Some beers are okay, even pretty good, on their own. But sometimes they get much better when you stick them together. Such is the case with the drink known to Yard House patrons as the Rose Garden, or to my friends as the Bloody Ho. My friends are crude people, you see.
This is my drink of choice besides cider, and so it is my taste buds that will do the talking here. To make a Rose Garden, take about equal parts Hoegaarden and Lindeman's Framboise and pour them into a glass. That's it, as far as I know, although there may be fancy bartender secrets to which I am not privy.
Hoegaarden (pronounced Who-garden) is a witbier, or white ale, light and relatively clean and crisp. Lindeman's Framboise is a lambic, so instead of hops, fruit is added to activate the yeast that makes the alcohols that makes you drunk.
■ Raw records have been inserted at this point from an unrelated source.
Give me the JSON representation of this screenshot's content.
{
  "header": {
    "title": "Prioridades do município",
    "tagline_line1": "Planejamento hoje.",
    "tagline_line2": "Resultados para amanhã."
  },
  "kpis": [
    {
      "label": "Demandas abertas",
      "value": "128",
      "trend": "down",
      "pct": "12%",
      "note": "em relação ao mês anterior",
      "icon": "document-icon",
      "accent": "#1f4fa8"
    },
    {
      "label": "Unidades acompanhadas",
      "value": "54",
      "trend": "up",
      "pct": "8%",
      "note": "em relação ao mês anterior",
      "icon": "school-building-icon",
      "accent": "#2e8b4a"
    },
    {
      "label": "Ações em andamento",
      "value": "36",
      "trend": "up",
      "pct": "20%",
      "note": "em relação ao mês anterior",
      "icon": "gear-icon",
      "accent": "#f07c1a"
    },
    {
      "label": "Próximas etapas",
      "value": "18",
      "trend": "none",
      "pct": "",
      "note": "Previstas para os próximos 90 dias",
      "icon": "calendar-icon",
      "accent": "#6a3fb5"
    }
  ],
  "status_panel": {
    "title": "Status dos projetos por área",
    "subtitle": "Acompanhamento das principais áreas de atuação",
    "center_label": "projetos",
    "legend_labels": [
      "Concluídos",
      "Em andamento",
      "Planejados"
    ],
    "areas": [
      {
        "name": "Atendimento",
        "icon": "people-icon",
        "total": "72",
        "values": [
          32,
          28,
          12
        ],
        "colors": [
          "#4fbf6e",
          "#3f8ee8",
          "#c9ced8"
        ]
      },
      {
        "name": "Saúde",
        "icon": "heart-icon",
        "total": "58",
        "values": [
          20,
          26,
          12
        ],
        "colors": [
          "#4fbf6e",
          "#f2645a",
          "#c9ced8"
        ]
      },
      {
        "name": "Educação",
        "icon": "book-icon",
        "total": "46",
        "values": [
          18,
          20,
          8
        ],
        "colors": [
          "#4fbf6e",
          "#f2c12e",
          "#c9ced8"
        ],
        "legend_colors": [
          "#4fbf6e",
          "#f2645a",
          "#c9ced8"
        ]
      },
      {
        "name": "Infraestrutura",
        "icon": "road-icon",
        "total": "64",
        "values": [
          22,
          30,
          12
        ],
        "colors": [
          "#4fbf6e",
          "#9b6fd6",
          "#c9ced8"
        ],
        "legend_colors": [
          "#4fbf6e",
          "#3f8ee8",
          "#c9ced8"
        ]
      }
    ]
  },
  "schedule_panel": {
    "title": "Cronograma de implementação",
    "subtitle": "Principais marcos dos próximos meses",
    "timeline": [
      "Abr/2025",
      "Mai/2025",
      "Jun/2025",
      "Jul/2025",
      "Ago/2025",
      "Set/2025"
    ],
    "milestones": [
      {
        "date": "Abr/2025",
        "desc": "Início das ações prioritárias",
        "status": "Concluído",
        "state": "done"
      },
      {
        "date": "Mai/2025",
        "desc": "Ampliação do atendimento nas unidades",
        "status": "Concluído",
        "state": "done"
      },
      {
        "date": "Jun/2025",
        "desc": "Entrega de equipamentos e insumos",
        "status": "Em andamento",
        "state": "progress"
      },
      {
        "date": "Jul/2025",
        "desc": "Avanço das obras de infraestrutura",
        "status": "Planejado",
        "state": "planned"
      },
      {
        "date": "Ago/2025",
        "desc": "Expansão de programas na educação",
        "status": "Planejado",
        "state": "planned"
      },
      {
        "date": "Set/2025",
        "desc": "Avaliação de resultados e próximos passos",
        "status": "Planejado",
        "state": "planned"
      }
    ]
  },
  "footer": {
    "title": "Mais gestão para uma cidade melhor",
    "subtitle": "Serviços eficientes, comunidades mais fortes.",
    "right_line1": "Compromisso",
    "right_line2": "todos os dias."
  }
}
In this case, if you speak any French, you'll already know that the fruit is raspberries. If you don't, you just got told. This particular lambic is pretty sour and tangy, what I would call a sharp flavor, almost acidic, in addition to having the expected fruitiness. It tends to be too strong for me to drink it alone, although their apple lambic is delightful.
When their powers are combined, the beers are unstoppable. The Hoegaarden cuts into the sour tang of the Framboise and smooths it out, while the Framboise gives the Hoegaarden a delightful raspberry overtone. They were made for each other like peanut butter and jelly, like Abbott and Costello, like fish and chips. It's a refreshing drink with barely any hop or malt content. If you aren't a huge fan of beer, this drink may be what you are looking for. If you love beer in all its hoppy glory, you might not dig this, but give it a try. You may be pleasantly surprised.
Just don't ask for a Bloody Ho because someone may look at you funny.